Zen gravel gardens, that are raked and re-raked in different patterns, are very Wabi Sabi (my theme - see part 1 for brief explanation). I originally had an idea to make the front by glueing quinoa (Fairtrade organic, no less!) onto the card and then overpainting. All I made was a mess! So instead I rolled some plasticine into long ropes to form concentric circles. I then tore pieces of thin handmade paper and pasted them over the circles with gel medium. Lastly I painted with acrylics, dabbing brush markers and finishing off by grinding rock salt and black pepper on top.



I inked the back in Pebble and Lake Mist (Adirondack) and embossed in a Cuttlebug folder. I smeared gesso lightly over the picture and overstamped with...um...Chinese characters (my bad, but I didn't have any Japanese stamps).

Thursday, 9 April 2009

Fat Page Jam #3 - part 1

I recently took part in a fat page jam with Pattie and Flippinpest. Here are the ones I made for Pattie! Flipp's will follow (when I know she's received them).




Pattie chose Poem as her theme and I chose my dad's favourite poem by John Masefield - Sea Fever. I painted the seascape in a mix of acrylic, oil pastel and brusho watercolour. On the back I created a sail to hold the poem.

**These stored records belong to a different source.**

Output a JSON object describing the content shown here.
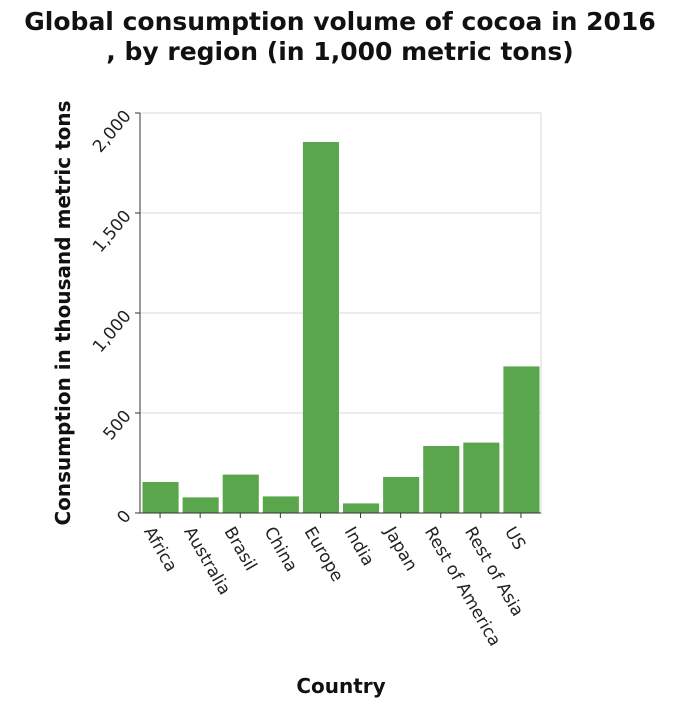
{
  "chart_data": {
    "type": "bar",
    "title_lines": [
      "Global consumption volume of cocoa in 2016",
      ", by region (in 1,000 metric tons)"
    ],
    "xlabel": "Country",
    "ylabel": "Consumption in thousand metric tons",
    "categories": [
      "Africa",
      "Australia",
      "Brasil",
      "China",
      "Europe",
      "India",
      "Japan",
      "Rest of America",
      "Rest of Asia",
      "US"
    ],
    "values": [
      155,
      78,
      192,
      83,
      1855,
      48,
      180,
      335,
      352,
      733
    ],
    "ylim": [
      0,
      2000
    ],
    "yticks": [
      0,
      500,
      1000,
      1500,
      2000
    ],
    "ytick_labels": [
      "0",
      "500",
      "1,000",
      "1,500",
      "2,000"
    ],
    "bar_color": "#5aa64d",
    "grid": true,
    "legend": "none"
  }
}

Val chose Children's Entertainment. For this I went back to my childhood to a particularly weird - some say scary - programme from East Germany that was screened by the BBC in the 1960s.
It's called The Singing Ringing Tree. For years when I mentioned it to friends it drew blank looks. However, with the advent of the Internet I found there are loads of people who do remember it! It has since been hilariously spoofed by the Fast Show. There is a comprehensive Web page about it and a couple of clips on Youtube (it was released on DVD a few years ago).

The backgrounds and the fish were created by rubbing wax crayons and oil pastels over embossing mats and overpainting with brusho. In the case of the fish I ran it through my Big Shot to emboss it further.



A few weeks ago I watched a programme about Wabi Sabi, which is something of a slippery term. It's basically a Japanese aesthetic/worldview based on Zen which sees beauty in simplicity and/or imperfection and accepts the notion of transience. There's an interesting wikipedia entry which explains it better and more fully.

Front: for the background I brushed jade green acrylic and then turquiose brusho over a piece of shiny packaging. I then created the bowl from a circle of cardboard, using ink, brusho, acrylic and oil pastel to colour it - and clear glue to make a raise rim. That's the simple/imperfect beauty bit.

Back: Wax crayon resist using cuttlebug embossing folders, painted with brusho. The dried leaves represent change and the passing of time (and the inevitability of death).